Tuesday 12 June 2012

Brockwood Graduate - Suprabha Seshan

Kerala - Kozhikode
Award for Indian conservationist by R Madhavan Nair
Date:14/05/2006 URL: http://www.thehindu.com/2006/05/14/stories/2006051403580200.htm Back

Suprabha Seshan and HRH Princess Anne

KOZHIKODE: Director of Gurukula Botanical Sanctuary at Mananthavadi in Wayanad district Suprabha Seshan has won the United Kingdom's top conservation award for her commitment in protecting and propagating some of India's rare and unique plants.

Ms. Suprabha received the Whitley Award sponsored by WWF-UK from HRH The Princess Royal at a prestigious ceremony at London's Royal Geographical Society on May 10, a spokesperson for the sanctuary told The Hindu.

Ms. Suprabha's conservation efforts are focussed on south west India's Western Ghats. Though the forests there have been depleted by many factors and only 10 per cent of the original forest remains. Western Ghats is considered one of the world's most diverse and unique ecosystems. Conservation efforts in the Western Ghats have gained in importance as 50 per cent of the native plants are believed to be taken for the world's medicinal market and 20 per cent are under threat of extinction within the next 20 years.

Director of the Gurukula Botanical Sanctuary, Suprabha, 39, has lived in the forests of the Western Ghats for 13 years. She works with a trained team of local women on what she calls "ecosystem gardening" — propagating, nurturing and reseeding the largest collection of native plants in the region, and working with local villagers and farmers to reintroduce species to degraded places where they were once found.

Over the years, the sanctuary had acquired areas of degraded land and restored them back to native forest.

Species diversity and forest structure have returned in areas that were once completely devastated. Forty per cent of the gene pool is endemic, including orchids, impatiens, pepper, grasses, gingers, mosses and ferns, according to conservationists working for the sanctuary.

The sanctuary is located 750 metres above the edge of a reserve forest, and its wet, warm climate (receiving eight months of rain a year) means they can grow rich and complex semi-natural plant communities.

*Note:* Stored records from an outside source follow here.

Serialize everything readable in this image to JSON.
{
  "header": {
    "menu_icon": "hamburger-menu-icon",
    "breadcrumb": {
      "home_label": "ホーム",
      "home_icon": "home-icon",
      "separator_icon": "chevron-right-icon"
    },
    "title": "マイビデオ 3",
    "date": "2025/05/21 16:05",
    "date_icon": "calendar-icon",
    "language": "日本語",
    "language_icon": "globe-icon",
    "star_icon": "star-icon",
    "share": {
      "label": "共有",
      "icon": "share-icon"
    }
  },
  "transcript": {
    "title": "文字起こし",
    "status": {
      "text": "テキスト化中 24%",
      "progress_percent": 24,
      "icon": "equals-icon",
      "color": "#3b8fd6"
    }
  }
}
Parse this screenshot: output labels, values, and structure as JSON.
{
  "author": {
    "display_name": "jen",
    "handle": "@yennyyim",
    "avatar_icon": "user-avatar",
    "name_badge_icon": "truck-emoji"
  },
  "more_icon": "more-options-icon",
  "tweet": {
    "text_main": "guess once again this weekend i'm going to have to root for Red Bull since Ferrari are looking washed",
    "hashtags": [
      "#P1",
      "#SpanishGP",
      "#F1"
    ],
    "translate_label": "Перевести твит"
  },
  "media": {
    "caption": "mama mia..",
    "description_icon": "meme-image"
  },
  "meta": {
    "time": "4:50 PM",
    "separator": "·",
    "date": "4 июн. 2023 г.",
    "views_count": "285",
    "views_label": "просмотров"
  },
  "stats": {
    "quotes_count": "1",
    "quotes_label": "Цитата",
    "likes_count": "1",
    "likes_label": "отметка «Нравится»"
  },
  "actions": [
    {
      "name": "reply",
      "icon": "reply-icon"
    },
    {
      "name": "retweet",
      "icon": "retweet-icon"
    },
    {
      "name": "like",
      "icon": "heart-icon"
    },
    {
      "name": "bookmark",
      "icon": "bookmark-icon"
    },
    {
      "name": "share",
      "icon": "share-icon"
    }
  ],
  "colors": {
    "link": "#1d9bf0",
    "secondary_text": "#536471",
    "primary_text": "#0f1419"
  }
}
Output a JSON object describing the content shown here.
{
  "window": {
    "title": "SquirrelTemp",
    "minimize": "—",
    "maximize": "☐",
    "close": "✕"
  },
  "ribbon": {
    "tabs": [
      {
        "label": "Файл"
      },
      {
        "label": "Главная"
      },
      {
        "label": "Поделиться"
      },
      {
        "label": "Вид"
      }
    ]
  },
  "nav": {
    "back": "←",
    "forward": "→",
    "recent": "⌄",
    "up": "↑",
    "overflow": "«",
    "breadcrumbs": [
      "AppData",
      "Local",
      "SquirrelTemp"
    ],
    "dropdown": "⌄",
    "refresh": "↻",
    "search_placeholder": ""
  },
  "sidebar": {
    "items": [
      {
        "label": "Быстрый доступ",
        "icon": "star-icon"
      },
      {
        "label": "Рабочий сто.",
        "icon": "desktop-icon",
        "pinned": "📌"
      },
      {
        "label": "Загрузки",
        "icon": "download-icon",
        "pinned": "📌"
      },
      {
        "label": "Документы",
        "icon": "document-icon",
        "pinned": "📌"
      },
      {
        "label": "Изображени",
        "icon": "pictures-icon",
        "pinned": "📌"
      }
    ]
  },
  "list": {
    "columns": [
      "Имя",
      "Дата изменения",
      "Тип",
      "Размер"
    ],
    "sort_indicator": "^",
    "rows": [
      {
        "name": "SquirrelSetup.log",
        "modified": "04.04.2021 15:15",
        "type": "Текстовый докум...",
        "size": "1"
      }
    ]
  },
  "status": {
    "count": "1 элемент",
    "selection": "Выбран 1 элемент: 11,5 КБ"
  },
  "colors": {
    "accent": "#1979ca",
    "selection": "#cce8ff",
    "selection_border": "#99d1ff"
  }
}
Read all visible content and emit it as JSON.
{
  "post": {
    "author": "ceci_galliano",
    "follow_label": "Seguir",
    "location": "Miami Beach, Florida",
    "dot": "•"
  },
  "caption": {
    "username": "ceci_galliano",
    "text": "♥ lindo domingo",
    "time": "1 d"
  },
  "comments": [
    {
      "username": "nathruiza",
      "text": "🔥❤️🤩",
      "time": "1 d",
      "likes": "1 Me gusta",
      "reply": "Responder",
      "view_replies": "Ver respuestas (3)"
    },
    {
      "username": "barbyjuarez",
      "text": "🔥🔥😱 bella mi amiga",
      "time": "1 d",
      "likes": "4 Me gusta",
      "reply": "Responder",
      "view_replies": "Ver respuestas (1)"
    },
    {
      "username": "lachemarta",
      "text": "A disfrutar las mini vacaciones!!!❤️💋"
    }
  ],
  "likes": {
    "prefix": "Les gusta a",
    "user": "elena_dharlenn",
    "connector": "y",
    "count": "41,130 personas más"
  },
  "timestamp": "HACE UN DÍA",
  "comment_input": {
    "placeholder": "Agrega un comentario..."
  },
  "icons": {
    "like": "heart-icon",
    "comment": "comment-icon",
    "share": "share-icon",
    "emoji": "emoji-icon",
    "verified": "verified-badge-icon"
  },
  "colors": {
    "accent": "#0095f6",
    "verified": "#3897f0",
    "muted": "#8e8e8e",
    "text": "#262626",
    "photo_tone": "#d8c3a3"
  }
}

Ms. Suprabha Seshan said in an email: "Our ecosystem gardening involves tending, reseeding and reconstructing habitat structure in a variety of native ecosystems, as well as removing exotic alien species. Now we have begun to re-introduce species to degraded places where they were once found."

Since 1994, the Whitley awards are being given annually and each award is worth £30,000. Founder and Chairman of the Whitley Fund for Nature Edward Whitley said that "Suprabha's dedication and hard work has helped to establish this unique sanctuary as a vital resource for the future".

This sanctuary situated in Mananthavadi in Wayanad district of Kerala is also now considered an important learning centre. It is visited by thousands of urban and rural people, and schoolchildren each year. Subrabha and her friends are engaged in restoring whole habitats in the Western Ghats.

One thing the award will now make possible, says Suprabha, is an additional greenhouse and a jeep. "All plant survey and collection work has been accomplished, at great expense and trouble, without our own vehicle," she said in a message e-mailed to The Hindu from London.

The Whitley Fund for Nature - the charity behind the Whitley Awards - is a UK based conservation charity that supports science based conservation work that benefits local communities. The Whitley Awards are worth £30,000 each and are one of the largest nature conservation awards available.